The spinner shown is divided into congruent sections that are labeled from 1 through 7.If the spinner is spun one time, what is the probability of the arrow not landing on a section labeled with an odd number?

Answer 1

The probability of the spinner not landing on a section labeled with an odd number is 3/7, which corresponds to the three even-numbered sections (2, 4, 6) out of the seven total sections.

Step-by-step explanation:

The probability of the arrow not landing on a section labeled with an odd number can be calculated by identifying the number of sections with even numbers and dividing that by the total number of sections on the spinner.

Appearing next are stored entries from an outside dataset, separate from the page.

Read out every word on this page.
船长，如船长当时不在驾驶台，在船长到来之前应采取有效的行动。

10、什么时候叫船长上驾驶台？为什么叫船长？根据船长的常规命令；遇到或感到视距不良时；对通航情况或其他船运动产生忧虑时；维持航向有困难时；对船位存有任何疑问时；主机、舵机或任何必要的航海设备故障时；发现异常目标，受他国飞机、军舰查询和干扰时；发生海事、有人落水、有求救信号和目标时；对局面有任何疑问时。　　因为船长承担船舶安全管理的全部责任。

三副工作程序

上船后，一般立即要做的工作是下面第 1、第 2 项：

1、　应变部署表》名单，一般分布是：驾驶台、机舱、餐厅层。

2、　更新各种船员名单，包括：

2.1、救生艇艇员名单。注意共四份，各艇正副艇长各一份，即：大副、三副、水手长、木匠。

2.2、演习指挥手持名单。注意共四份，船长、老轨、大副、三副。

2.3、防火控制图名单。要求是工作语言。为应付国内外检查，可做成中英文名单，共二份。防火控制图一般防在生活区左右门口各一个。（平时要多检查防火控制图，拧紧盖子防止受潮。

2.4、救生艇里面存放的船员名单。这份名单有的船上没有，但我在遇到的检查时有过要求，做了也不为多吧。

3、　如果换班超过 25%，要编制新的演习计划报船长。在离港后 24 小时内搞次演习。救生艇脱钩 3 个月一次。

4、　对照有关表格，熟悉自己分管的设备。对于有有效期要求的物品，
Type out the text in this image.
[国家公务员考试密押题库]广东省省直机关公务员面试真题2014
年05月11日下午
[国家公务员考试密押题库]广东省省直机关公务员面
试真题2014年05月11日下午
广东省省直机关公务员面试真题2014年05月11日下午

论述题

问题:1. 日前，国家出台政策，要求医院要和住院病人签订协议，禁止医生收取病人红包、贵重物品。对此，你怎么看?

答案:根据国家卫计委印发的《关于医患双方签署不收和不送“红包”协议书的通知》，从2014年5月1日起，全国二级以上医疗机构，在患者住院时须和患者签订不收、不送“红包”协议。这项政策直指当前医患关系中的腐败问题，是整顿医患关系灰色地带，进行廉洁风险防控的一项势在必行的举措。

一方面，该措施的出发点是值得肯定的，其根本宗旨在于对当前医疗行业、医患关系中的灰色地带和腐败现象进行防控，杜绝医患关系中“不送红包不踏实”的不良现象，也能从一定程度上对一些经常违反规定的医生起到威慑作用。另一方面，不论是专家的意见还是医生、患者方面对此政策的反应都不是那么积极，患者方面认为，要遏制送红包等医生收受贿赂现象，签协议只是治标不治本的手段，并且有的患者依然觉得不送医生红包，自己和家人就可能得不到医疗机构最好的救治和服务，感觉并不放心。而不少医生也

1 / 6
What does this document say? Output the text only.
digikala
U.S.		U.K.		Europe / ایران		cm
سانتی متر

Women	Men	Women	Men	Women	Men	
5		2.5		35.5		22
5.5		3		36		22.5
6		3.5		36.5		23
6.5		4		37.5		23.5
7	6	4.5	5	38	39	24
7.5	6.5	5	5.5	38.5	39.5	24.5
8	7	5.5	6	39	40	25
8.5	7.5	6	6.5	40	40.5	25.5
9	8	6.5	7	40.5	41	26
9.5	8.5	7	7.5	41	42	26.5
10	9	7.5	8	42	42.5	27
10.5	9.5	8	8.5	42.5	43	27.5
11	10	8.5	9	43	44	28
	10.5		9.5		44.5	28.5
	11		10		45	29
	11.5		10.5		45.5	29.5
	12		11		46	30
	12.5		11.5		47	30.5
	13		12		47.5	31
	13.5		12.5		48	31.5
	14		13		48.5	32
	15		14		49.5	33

Since the spinner is divided into sections labeled from 1 through 7, there are three even-numbered sections (2, 4, 6) and four odd-numbered sections (1, 3, 5, 7). So the probability of not landing on an odd number is the probability of landing on an even number.

Probability of not landing on an odd number = Number of sections with even numbers / Total number of sections = 3 (even-numbered sections) / 7 (total sections) = 3/7.

This is the probability of the spinner landing on an even number since only even numbers are not odd in this range of labels.

Answer 2

The probability of the arrow not landing on a section labeled with an odd number is 3/7

Step-by-step explanation:

Total number of congruent sections is 7

Total number of congruent sections with odd numbers(1,3,5,7) is 4.

The probability of the spinner landing on a section labelled with an odd number is 4/7.

The probability of the spinner landing on a section which is not labelled with an odd number is 1-4/7 = 3/7 ( Because the sum of probability of the spinner landing on any number is 1)

Hence the answer is 3/7